Friday, June 10, 2011

Carolina Wrens: Need a little help.

It has come to my attention that several members of the West Virginia birding community have experienced a reduction in their Carolina Wren populations over the past two bad winter seasons. I have not experienced any notable reductions here and I enjoy harsher winter conditions than most. I know that my local population is starting their second nesting here right now. I have only been back in this area for about ten years, but one of the first things I did upon return to the area was to hang some useless boots. I am not going to mention any manufactures names; but in my time as a turkey hunting guide in the Deep South, I received many pairs of "hunting boots". They all leak and keep you wet, unless they are made of rubber; enough said on the subject.
I have hung these wonderful boots around on the property and they get regular use as winter roost sites. I also bought a few winter roosting things; I don't remember where I got them, but they came in sets of three. One of them, the birds wouldn't use for some reason. The other fell apart as soon as it got damp. But, this one which is made of spruce needles is at least 8 years old and is used all winter. Actually; from about October on. I have seen four Carolina Wrens crowd into this nesting thing at one time. They just keep piling in; until it is full. There is at least one wren in this every night.
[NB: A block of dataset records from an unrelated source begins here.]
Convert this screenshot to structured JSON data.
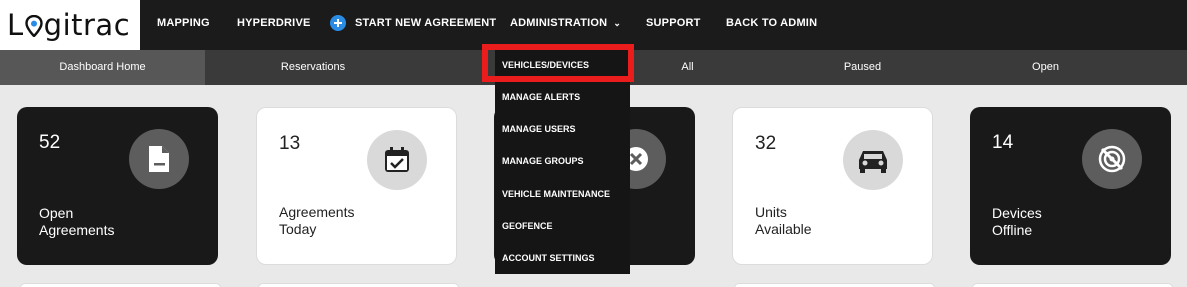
{
  "brand": {
    "logo_text_left": "L",
    "logo_text_right": "gitrac"
  },
  "topnav": {
    "mapping": "MAPPING",
    "hyperdrive": "HYPERDRIVE",
    "start_new": "START NEW AGREEMENT",
    "administration": "ADMINISTRATION",
    "support": "SUPPORT",
    "back_to_admin": "BACK TO ADMIN"
  },
  "subnav": {
    "dashboard_home": "Dashboard Home",
    "reservations": "Reservations",
    "all": "All",
    "paused": "Paused",
    "open": "Open"
  },
  "cards": [
    {
      "value": "52",
      "label_line1": "Open",
      "label_line2": "Agreements",
      "icon": "document-icon"
    },
    {
      "value": "13",
      "label_line1": "Agreements",
      "label_line2": "Today",
      "icon": "calendar-check-icon"
    },
    {
      "value": "",
      "label_line1": "",
      "label_line2": "",
      "icon": "close-circle-icon"
    },
    {
      "value": "32",
      "label_line1": "Units",
      "label_line2": "Available",
      "icon": "car-icon"
    },
    {
      "value": "14",
      "label_line1": "Devices",
      "label_line2": "Offline",
      "icon": "signal-off-icon"
    }
  ],
  "admin_menu": {
    "items": [
      "VEHICLES/DEVICES",
      "MANAGE ALERTS",
      "MANAGE USERS",
      "MANAGE GROUPS",
      "VEHICLE MAINTENANCE",
      "GEOFENCE",
      "ACCOUNT SETTINGS"
    ]
  },
  "colors": {
    "highlight": "#ea1c1c",
    "accent": "#2b8ce6",
    "dark": "#191919"
  }
}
This last photo is some kind of a guaranteed waterproof / snake-proof "hunting boot" that leaked so bad that your feet were actually floating in water. I said that I wasn't getting into that didn't I? Anyway, this past winter; I watched seven Carolina Wrens go into this one boot, on a cold evening. This one is in my gazebo.

I do still worry about my wrens on frigid nights; when the thermometer is below 10 and the wind is fierce. I usually find myself staring at the suet; until one shows up. But they always appear; after their cozy nights spent in their roosting boots. If you want to help out your wrens this winter; just hang some boots, they will be much appreciated.